Ingredients:
- 1 cup Chopped Raw Almonds
- 1 cup Chopped Raw Pecans
- 1/2 cup Pumpkin Seeds (Pepitas)
- 1/2 cup Flaked Coconut (unsweetened)
- 2 Tablespoons Ground Chia Seeds
- 1/2 cup Natural, Creamy Peanut Butter (unsweetened)
- 4 Tablespoons Unsalted Butter or Coconut Oil, melted
- 1/4 cup Keto Granulated Sweetener (erythritol/monk fruit blend)
- 1 teaspoon Vanilla Extract
- 1/2 teaspoon Fine Sea Salt
Instructions:
- Preheat oven to 300°F (150°C). Line a large, rimmed baking sheet completely with parchment paper.
- In a large mixing bowl, combine the chopped almonds, pecans, pumpkin seeds, flaked coconut, and ground chia seeds. Stir thoroughly.
- In a small saucepan, gently melt the peanut butter, butter or coconut oil, and keto sweetener together until just liquid and smooth. Do not boil.
- Remove the wet mixture from the heat and stir in the vanilla extract and sea salt until fully incorporated.

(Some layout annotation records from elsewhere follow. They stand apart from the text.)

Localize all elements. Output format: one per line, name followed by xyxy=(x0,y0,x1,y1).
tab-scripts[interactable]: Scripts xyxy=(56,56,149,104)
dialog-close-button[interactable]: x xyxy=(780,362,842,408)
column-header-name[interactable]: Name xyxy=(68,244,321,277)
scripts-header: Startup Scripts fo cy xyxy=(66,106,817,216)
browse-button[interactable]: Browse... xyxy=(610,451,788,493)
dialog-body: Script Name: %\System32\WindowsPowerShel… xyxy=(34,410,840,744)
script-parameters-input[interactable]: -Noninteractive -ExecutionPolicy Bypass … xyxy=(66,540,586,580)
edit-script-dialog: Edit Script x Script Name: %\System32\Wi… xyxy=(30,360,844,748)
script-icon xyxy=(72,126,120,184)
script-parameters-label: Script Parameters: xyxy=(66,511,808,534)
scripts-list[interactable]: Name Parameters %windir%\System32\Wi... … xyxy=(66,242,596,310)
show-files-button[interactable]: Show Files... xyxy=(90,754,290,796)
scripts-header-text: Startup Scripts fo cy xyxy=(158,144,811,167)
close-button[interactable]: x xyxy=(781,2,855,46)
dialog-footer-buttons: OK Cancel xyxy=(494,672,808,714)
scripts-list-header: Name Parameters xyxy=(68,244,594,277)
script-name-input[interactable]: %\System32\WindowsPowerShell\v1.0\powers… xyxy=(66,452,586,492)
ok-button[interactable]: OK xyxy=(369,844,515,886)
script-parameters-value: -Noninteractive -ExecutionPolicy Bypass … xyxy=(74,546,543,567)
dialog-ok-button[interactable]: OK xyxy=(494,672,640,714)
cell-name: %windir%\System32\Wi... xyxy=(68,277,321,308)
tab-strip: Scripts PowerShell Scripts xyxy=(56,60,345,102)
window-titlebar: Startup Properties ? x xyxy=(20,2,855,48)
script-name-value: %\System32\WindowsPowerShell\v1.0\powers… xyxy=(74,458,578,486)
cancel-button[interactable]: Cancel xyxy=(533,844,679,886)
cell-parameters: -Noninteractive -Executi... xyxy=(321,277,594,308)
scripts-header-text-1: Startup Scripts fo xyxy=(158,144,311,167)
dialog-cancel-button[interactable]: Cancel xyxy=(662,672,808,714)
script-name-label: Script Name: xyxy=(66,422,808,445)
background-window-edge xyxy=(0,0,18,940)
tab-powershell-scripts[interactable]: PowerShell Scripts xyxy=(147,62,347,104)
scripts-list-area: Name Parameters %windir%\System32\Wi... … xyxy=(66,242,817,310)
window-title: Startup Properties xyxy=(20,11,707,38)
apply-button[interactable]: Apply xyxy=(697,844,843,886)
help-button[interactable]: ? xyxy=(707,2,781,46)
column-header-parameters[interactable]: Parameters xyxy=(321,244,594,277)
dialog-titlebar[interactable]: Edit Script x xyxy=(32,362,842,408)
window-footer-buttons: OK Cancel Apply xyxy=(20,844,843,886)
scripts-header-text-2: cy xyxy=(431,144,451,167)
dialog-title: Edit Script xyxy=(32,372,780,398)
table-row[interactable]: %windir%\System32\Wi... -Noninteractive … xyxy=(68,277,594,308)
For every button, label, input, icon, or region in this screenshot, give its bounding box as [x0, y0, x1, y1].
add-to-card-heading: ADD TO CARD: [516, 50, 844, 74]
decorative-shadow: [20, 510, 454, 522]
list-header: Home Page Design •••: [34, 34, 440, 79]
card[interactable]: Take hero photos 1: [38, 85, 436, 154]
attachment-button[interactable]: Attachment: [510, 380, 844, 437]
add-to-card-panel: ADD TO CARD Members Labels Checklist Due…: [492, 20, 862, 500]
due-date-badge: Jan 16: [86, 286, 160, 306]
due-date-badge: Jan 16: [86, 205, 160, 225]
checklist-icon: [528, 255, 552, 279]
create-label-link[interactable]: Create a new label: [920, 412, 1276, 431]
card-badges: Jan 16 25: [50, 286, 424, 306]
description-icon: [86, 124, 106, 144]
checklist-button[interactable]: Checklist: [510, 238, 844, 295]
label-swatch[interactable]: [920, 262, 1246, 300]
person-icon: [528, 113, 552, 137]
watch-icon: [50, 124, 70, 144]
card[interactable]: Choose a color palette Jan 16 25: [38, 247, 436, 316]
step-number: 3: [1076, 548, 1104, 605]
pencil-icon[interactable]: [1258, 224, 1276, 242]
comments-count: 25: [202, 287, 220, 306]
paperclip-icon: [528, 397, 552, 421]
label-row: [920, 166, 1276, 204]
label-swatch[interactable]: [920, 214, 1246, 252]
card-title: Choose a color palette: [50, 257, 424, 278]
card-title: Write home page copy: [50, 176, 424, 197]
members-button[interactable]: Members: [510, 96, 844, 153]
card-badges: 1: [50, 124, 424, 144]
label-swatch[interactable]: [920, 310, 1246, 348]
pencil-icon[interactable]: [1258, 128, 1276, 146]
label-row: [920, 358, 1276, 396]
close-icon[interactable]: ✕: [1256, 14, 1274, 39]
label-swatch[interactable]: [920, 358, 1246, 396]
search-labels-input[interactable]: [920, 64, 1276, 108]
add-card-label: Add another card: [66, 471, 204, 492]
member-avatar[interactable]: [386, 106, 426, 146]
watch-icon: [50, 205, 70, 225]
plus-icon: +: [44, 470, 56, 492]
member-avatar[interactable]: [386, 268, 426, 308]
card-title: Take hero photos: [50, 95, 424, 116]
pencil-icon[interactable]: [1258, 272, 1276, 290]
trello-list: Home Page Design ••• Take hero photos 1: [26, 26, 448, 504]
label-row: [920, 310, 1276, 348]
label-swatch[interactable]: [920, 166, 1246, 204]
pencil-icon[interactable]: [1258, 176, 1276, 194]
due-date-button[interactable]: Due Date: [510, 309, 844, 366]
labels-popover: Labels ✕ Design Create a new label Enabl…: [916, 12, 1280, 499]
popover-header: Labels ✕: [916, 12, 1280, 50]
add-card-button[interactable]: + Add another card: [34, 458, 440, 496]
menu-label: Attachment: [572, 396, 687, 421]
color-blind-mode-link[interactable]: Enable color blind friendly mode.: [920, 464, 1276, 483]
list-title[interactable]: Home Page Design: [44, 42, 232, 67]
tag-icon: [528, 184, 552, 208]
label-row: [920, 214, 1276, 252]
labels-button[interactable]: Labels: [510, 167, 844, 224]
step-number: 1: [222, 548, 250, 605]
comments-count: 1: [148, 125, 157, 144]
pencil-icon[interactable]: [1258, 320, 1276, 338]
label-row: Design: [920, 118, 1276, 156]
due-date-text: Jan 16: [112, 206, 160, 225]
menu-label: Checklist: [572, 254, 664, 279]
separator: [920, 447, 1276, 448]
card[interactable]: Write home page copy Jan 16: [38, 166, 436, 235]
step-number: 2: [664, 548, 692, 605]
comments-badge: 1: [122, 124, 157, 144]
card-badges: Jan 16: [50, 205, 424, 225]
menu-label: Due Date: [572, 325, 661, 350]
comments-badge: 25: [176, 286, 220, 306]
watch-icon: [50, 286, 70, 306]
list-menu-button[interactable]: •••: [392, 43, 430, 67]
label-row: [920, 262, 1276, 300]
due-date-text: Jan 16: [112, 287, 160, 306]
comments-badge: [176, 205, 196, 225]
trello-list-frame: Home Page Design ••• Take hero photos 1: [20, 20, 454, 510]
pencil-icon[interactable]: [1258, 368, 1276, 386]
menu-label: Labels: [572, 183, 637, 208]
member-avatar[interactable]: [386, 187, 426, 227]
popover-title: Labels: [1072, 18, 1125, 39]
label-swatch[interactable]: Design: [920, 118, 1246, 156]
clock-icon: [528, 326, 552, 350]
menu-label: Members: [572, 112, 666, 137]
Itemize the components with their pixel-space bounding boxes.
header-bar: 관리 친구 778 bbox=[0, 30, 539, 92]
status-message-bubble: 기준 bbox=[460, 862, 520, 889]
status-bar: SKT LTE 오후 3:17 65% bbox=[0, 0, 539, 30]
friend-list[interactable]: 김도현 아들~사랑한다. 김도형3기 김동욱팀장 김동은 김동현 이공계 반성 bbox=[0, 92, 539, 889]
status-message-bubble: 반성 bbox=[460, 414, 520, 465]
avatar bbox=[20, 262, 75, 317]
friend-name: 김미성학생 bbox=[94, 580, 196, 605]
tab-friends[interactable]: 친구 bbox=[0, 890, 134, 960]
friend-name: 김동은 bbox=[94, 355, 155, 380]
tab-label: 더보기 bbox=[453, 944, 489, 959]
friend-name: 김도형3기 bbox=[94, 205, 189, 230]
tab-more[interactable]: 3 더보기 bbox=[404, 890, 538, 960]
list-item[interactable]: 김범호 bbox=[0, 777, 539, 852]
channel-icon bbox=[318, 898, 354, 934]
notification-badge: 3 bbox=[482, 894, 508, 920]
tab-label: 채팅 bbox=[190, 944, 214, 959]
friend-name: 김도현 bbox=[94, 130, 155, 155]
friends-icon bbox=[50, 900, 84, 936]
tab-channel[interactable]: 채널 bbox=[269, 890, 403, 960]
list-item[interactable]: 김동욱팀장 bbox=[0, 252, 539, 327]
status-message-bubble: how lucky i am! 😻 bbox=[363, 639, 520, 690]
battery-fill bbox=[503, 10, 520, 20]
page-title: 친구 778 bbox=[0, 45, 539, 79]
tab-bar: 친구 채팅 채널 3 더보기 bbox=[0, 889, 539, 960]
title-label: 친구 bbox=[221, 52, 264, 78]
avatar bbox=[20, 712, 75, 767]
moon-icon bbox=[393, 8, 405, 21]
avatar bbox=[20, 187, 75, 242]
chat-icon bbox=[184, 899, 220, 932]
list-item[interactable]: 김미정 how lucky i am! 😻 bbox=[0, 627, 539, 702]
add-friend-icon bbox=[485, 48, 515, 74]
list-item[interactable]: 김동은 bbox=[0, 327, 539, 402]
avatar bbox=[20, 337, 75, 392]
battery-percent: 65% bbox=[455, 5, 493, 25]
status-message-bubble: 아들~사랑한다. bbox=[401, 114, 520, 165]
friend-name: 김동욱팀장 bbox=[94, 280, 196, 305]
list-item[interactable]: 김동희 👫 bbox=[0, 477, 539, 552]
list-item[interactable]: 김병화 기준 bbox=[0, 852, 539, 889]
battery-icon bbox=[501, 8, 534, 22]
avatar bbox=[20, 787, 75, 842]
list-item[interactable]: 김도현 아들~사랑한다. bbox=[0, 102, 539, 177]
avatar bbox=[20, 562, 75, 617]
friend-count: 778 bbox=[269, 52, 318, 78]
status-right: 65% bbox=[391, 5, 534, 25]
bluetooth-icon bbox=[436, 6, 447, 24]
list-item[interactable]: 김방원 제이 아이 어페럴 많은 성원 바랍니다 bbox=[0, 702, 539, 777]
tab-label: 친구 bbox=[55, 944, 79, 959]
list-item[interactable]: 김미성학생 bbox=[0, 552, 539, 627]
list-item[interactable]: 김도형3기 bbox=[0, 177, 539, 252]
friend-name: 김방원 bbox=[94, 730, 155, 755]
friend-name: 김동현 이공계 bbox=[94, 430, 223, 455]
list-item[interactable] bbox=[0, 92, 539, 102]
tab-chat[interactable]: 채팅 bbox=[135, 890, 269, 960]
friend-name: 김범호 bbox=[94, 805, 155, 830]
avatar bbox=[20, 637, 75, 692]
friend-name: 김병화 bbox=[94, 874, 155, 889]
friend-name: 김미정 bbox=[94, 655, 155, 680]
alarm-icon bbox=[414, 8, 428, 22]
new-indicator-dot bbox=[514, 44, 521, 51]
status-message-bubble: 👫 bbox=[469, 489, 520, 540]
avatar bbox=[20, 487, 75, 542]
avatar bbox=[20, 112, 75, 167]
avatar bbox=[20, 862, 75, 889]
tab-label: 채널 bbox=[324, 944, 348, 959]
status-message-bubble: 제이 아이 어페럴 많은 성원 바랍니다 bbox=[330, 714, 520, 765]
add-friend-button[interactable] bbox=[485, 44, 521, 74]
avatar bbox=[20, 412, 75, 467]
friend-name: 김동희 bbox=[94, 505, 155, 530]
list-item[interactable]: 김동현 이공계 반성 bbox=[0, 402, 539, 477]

- Pour the wet mixture over the bowl of dry ingredients. Using a rubber spatula, mix until every nut and seed is evenly coated in the peanut butter mixture.
- Pour the mixture onto the prepared baking sheet. Spread it into an even layer and use the back of the spatula to press the granola down firmly. This compression is vital for creating large clumps.
- Bake for 12 minutes.
- Remove the sheet from the oven. Gently flip the edges inward, stirring only the top layer slightly. Re-press the entire mixture firmly back into a tight layer.
- Return to the oven and bake for another 10–13 minutes, or until the edges are deep golden brown.
- Remove the pan from the oven and place it on a wire rack. Allow it to cool completely (45 minutes minimum). Do not touch or stir until cold, as this allows the granola to harden and crisp up.
- Once completely cool, break the granola into large, rustic clusters. Store in an airtight container at room temperature.